2. **User on a feature branch / detached HEAD** — the old code would
either clobber the feature branch HEAD to point at origin/main, or
silently pull against a non-existent remote branch. Now auto-checkouts
main before pulling, with a clear warning.
3. **Fetch failures** — network or auth errors produced raw subprocess
tracebacks. Now shows user-friendly messages ("Network error",
"Authentication failed") with actionable hints.
4. **reset --hard failure** — if the fallback reset itself fails (disk
full, permissions), the old code would still attempt stash restore on
a broken working tree. Now skips restore and tells the user their
changes are safe in stash.
5. **Gateway /update stash conflicts** — non-interactive mode (Telegram
`/update`) called sys.exit(1) when stash restore had conflicts, making
the entire update report as failed even though the code update itself
succeeded. Now treats stash conflicts as non-fatal in non-interactive
mode (returns False instead of exiting).
* fix: restore stash and branch on 'already up to date' early return
The PR moved stash creation before the commit-count check (needed for
the branch-switching feature), but the 'already up to date' early return
didn't restore the stash or switch back to the original branch — leaving
the user stranded on main with changes trapped in a stash.
Now the early-return path restores the stash and checks out the original
branch when applicable.
---------
Co-authored-by: kshitijk4poor <82637225+kshitijk4poor@users.noreply.github.com>
When 'hermes update' stashes local changes and the restore hits
conflicts, the previous behavior silently ran 'git reset --hard HEAD'
to clean up. This could surprise users who didn't realize their
working tree was being nuked.
Now the conflict handler:
- Lists the specific conflicted files
- Reassures the user their stash is preserved
- Asks before resetting (interactive mode)
- Auto-resets in non-interactive mode (prompt_user=False)

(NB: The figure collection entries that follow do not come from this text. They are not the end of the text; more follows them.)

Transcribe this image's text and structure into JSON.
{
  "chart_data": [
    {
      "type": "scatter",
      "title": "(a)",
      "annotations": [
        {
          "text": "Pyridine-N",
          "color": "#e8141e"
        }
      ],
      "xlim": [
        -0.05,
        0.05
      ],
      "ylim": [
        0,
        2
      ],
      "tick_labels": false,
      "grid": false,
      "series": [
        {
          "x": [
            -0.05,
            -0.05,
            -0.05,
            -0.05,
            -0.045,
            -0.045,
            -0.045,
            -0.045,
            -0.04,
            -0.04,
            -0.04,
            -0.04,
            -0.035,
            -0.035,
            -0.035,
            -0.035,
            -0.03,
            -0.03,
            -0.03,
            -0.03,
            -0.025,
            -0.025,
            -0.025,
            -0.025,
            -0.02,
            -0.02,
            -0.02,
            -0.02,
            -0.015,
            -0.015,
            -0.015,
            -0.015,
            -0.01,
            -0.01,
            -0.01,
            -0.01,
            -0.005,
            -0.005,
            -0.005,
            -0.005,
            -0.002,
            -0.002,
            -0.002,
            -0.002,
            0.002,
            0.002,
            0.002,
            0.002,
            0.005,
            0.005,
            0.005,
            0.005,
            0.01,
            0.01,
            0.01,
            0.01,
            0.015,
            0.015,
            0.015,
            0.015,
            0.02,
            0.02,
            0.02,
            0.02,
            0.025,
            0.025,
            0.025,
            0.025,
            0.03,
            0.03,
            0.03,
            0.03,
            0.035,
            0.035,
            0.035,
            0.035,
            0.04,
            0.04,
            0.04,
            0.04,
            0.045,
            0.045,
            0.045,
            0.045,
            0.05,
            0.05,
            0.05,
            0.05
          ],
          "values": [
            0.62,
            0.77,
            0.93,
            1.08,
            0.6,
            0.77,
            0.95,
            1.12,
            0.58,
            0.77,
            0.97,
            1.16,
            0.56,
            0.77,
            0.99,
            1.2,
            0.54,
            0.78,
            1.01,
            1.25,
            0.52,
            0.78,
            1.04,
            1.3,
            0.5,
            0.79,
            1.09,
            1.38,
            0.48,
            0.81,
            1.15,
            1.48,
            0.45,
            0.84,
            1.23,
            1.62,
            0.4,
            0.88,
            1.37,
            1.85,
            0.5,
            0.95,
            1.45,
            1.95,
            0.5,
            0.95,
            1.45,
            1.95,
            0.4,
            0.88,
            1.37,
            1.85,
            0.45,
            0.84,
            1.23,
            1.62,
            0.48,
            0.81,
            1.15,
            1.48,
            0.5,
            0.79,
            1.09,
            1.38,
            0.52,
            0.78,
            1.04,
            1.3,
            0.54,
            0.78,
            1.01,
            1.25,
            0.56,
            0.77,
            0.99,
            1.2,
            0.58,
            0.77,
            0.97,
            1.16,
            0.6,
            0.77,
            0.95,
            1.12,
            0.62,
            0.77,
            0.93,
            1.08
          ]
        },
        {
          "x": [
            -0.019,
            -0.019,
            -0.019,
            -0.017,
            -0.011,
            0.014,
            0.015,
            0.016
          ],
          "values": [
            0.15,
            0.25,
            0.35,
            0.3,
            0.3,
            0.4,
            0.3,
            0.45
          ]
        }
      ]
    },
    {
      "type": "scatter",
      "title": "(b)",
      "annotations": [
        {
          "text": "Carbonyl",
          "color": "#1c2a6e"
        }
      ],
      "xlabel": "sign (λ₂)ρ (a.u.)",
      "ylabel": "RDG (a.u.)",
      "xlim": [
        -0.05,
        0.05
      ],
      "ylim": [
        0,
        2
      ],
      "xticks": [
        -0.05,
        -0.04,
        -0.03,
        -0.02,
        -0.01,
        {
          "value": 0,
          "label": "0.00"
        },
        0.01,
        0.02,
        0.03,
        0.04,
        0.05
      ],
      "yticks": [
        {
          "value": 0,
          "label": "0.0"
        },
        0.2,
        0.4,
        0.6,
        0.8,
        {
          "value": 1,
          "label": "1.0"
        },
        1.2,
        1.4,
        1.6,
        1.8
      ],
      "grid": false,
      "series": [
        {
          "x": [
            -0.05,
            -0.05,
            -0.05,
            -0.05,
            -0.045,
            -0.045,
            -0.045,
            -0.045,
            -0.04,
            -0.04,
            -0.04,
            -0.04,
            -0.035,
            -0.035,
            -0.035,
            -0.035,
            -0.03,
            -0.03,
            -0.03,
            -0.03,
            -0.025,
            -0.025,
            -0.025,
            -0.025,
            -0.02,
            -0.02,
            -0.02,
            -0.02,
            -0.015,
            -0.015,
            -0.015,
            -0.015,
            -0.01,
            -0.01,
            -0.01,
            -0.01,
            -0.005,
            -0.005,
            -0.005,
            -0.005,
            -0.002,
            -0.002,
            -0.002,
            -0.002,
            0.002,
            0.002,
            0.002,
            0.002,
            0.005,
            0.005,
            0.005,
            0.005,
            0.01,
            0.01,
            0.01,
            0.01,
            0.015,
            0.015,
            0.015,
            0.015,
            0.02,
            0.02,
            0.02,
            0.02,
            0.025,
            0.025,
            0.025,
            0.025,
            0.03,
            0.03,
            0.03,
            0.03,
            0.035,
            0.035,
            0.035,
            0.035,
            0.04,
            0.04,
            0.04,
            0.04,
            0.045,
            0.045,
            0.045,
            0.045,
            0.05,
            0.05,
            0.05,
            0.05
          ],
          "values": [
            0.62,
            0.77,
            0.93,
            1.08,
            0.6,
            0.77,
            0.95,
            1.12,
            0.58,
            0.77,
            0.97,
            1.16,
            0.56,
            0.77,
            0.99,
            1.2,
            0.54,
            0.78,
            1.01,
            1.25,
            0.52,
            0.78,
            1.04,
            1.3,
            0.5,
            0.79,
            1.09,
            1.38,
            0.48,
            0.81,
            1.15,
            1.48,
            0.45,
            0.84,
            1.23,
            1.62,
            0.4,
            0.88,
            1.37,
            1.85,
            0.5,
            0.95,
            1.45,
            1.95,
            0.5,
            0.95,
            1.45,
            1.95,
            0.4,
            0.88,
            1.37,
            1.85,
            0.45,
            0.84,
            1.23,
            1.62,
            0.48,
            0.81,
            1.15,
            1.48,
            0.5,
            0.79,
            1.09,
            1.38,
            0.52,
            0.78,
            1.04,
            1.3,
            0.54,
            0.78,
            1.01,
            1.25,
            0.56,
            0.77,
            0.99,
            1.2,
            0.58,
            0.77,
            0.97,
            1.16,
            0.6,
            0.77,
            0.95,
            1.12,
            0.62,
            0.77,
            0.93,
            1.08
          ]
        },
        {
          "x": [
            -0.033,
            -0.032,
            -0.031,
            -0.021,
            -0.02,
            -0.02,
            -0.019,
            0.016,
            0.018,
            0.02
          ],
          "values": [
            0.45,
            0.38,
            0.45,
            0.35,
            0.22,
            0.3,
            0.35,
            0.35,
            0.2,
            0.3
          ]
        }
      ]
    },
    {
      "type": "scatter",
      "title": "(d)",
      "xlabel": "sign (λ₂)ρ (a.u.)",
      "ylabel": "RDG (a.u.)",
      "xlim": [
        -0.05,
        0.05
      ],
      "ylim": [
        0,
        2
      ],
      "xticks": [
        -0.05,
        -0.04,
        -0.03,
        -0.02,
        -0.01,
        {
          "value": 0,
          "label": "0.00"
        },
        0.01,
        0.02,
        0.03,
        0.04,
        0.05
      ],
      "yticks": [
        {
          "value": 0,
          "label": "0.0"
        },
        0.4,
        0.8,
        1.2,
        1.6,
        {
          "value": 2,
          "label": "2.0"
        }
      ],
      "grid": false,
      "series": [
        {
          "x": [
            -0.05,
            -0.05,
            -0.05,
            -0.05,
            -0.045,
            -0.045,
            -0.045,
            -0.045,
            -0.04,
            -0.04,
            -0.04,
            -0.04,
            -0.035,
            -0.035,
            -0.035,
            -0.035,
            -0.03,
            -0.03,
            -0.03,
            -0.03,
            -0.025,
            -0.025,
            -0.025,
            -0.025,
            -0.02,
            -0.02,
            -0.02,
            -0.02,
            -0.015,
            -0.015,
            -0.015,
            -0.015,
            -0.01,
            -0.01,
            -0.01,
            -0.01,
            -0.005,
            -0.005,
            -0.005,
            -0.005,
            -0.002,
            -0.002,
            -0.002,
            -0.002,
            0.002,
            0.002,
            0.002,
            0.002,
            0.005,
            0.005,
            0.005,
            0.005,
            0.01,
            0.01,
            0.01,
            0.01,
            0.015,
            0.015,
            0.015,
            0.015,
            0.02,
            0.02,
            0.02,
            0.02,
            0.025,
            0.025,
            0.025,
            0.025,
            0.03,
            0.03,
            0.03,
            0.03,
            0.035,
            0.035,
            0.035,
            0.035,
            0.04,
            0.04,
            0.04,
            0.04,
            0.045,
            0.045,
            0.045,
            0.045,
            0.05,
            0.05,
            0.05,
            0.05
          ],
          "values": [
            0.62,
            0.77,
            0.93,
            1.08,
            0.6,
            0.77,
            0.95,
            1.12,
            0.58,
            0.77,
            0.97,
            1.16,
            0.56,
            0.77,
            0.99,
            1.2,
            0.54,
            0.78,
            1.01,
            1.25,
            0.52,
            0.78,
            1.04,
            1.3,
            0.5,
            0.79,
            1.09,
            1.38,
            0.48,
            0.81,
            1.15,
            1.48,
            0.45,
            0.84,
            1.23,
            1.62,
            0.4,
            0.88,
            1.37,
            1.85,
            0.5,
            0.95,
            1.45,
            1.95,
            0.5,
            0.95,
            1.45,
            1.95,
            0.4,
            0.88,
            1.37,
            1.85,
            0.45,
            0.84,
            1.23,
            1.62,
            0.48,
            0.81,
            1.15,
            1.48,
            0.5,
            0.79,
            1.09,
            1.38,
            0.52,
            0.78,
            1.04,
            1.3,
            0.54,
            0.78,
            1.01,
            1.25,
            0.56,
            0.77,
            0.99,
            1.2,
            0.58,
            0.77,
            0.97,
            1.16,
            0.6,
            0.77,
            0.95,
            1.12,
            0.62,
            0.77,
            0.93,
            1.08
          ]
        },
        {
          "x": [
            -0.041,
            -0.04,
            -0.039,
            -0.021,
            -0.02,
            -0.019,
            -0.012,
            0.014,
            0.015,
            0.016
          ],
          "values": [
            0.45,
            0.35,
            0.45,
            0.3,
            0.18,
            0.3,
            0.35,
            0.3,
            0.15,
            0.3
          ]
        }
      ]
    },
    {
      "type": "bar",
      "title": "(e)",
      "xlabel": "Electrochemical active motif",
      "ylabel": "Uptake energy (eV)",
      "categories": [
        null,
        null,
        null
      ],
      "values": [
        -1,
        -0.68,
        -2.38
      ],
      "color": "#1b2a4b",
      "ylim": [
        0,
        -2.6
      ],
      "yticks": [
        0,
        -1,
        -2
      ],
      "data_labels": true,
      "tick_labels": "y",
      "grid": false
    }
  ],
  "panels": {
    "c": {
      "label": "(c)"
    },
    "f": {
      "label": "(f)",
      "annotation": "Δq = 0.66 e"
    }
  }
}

- If declined, leaves the working tree as-is with guidance
When `hermes update` stashes local changes and the subsequent
`git stash apply` fails or leaves unmerged files, the conflict markers
(<<<<<<< etc.) were left in the working tree, making Hermes unrunnable
until manually cleaned up.
Now the update command runs `git reset --hard HEAD` to restore a clean
working tree before exiting, and also detects unmerged files even when
git stash apply reports success.
Closes#2348
Add a restore prompt for interactive updates, keep the stash when the user declines, and print a post-restore warning that local changes were reapplied on top of updated code.